A esquerda carregou com força na ameaça que representa o populismo para as conquistas de Abril, a direita mostrou-se indignada com o que ficou por fazer e pela degradação das instituições democráticas, 49 anos depois da Revolução dos Cravos. Encontraram-se nas criticas aos socialistas.
Leia o resumo das intervenções de todos os partidos na sessão solene do 25 de Abril, que, este ano, começou mais tarde, às 11:30, por causa da cerimónia de boas-vindas ao presidente do Brasil, Luiz Inácio Lula da Silva, que iniciou a sua visita de Estado a Portugal no sábado.
Livre: “A nossa democracia não está garantida”
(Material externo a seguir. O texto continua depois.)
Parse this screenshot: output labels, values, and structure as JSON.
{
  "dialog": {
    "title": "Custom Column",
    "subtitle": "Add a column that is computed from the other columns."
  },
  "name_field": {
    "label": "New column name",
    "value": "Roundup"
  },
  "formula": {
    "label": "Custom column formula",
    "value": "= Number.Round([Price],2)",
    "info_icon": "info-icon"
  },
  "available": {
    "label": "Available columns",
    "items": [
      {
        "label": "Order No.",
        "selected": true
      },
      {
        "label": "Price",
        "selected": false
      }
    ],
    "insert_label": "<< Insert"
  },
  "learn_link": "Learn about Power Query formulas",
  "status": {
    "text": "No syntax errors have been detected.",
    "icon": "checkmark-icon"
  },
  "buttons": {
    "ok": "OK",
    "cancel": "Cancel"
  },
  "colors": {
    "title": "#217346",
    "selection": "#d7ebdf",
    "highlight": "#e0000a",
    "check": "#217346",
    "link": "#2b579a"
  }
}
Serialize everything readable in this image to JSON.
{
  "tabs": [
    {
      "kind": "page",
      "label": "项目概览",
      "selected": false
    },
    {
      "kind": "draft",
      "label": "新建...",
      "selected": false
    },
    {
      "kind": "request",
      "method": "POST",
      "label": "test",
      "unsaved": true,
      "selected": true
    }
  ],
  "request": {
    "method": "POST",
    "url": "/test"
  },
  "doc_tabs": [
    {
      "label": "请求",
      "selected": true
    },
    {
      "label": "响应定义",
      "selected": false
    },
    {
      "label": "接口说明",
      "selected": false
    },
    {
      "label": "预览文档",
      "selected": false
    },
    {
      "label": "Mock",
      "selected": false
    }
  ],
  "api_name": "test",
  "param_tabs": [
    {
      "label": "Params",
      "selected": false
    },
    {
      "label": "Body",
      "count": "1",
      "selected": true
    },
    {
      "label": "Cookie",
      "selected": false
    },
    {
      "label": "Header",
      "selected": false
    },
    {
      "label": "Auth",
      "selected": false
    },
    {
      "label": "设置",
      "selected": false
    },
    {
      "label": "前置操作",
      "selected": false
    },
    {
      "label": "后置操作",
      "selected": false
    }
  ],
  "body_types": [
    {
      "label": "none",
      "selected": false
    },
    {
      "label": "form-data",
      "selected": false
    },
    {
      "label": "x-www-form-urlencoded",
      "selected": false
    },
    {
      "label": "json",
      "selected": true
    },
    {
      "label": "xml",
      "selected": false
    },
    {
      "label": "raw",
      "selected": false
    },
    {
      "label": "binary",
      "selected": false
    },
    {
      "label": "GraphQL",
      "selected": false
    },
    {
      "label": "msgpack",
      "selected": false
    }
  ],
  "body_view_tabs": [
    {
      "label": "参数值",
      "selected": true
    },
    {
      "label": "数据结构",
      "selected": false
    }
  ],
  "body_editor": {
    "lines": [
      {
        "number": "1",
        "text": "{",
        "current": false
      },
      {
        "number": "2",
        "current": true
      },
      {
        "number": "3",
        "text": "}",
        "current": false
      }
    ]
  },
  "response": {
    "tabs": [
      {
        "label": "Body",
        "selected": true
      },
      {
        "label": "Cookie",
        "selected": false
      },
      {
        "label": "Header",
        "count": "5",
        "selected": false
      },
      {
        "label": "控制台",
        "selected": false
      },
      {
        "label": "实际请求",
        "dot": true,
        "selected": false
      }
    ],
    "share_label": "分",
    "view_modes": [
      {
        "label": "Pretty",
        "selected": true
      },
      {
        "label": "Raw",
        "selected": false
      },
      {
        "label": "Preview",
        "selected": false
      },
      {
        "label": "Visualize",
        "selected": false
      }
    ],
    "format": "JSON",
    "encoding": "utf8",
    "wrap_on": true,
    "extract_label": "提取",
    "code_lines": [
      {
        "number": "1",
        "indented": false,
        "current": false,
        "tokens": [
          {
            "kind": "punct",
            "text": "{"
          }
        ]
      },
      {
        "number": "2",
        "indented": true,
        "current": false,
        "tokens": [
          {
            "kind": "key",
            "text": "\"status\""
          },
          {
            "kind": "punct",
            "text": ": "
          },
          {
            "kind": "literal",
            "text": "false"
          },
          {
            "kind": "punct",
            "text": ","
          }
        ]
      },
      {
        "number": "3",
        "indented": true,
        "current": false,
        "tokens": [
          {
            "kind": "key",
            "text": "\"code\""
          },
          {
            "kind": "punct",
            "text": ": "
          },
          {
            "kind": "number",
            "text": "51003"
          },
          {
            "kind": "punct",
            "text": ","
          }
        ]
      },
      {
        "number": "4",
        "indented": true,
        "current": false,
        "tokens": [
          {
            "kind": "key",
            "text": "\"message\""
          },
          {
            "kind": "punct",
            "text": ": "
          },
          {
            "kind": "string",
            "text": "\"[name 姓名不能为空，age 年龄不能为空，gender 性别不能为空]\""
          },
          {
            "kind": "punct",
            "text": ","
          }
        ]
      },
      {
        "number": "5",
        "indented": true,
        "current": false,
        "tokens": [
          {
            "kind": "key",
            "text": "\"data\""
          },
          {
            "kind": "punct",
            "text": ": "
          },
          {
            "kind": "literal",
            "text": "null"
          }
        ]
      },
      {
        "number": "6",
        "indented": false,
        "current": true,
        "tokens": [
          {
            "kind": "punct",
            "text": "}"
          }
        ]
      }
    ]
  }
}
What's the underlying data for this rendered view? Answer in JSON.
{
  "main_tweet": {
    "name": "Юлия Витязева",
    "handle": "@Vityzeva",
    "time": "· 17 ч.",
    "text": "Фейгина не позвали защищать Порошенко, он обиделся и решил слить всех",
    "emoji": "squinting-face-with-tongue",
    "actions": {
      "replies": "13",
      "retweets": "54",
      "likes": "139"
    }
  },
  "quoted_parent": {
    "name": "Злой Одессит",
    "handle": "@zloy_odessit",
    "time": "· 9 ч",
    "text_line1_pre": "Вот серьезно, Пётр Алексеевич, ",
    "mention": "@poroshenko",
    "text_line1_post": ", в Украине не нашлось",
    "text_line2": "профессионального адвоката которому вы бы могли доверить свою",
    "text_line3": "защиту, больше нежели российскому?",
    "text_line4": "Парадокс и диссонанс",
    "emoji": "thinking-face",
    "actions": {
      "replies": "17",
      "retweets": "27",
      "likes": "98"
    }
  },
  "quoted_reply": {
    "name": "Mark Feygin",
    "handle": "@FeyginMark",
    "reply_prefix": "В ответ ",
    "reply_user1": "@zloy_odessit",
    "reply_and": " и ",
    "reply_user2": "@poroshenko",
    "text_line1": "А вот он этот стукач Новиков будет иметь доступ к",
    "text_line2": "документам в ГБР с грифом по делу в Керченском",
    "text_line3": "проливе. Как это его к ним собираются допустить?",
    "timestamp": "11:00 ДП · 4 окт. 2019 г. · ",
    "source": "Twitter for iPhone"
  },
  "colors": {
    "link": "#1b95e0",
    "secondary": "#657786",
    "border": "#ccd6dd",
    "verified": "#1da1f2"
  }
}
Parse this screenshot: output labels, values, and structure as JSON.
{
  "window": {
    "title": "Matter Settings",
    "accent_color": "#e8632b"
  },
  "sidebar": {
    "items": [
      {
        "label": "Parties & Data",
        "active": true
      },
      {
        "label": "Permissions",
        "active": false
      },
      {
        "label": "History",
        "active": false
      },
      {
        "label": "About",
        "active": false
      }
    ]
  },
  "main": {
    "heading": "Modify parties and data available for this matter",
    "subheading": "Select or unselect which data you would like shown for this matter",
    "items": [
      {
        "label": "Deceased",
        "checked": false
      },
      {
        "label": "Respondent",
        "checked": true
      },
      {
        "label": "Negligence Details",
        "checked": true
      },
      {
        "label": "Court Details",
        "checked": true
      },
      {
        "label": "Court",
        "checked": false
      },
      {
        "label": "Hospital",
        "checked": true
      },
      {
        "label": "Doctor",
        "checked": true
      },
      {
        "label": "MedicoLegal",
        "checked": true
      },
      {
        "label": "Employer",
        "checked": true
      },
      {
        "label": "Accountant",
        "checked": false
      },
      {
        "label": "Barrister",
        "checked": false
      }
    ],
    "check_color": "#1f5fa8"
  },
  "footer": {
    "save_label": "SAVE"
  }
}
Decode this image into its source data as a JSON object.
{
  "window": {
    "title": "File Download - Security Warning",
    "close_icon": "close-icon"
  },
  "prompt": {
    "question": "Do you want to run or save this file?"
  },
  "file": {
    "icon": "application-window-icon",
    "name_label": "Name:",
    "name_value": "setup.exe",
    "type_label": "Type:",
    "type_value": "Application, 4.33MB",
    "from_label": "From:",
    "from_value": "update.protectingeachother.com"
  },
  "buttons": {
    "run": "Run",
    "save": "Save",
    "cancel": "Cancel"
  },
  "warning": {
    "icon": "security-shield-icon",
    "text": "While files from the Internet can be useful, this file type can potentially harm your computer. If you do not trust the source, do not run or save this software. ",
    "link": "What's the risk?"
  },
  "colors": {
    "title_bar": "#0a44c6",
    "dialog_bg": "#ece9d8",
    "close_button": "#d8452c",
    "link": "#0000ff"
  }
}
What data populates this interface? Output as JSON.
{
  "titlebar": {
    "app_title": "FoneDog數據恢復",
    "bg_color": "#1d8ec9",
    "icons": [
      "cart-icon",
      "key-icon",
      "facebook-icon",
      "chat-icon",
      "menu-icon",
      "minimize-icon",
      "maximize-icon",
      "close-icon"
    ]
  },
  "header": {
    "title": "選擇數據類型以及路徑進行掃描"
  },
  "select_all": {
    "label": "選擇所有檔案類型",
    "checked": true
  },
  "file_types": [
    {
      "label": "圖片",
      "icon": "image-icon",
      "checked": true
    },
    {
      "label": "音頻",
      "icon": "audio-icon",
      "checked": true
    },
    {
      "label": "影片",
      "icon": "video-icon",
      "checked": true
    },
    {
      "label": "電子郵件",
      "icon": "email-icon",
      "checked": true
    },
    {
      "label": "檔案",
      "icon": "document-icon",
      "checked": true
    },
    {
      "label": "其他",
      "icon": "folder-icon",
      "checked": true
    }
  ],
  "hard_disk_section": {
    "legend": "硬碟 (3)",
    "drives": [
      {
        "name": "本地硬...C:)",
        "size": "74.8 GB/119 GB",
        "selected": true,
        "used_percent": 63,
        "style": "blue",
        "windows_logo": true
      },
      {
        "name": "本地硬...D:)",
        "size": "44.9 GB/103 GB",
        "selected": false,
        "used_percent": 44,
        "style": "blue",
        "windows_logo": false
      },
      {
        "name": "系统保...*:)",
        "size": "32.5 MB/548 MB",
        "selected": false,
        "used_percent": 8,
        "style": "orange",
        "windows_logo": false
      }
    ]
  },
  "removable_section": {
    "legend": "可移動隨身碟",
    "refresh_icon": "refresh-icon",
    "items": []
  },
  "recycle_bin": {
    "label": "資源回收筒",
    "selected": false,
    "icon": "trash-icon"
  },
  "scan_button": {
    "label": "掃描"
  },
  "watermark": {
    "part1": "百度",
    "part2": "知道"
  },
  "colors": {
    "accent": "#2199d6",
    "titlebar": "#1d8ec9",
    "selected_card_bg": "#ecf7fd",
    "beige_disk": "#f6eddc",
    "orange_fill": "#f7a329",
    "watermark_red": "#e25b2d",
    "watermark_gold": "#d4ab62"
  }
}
Logo a abrir a sessão solene – em que os partidos discursaram por ordem crescente de representatividade – o porta voz do Livre, Rui Tavares, apostou num alerta sobre os riscos do autoritarismo contaminar a democracia, instando os políticos a não perder tempo com quem “quer esvaziar a democracia” e, em vez disso, a “confiar no nosso povo”.
“A nossa democracia não está garantida e vive o seu maior momento de ameaça”, constatou o deputado único, sugerindo que se aproveitem as comemorações dos 50 anos de Abril (em 2024) para “alertar” que “nenhuma democracia é perfeita”, que “todas têm inimigos”. Todavia, “o principal risco para a democracia está no autoritarismo e está em querer dar-lhe as mãos”, diagnosticou, recolhendo aplausos de pé de parte da bancada socialista e bloquista.

PAN: “Continuamos a ter subalimentados do sonho”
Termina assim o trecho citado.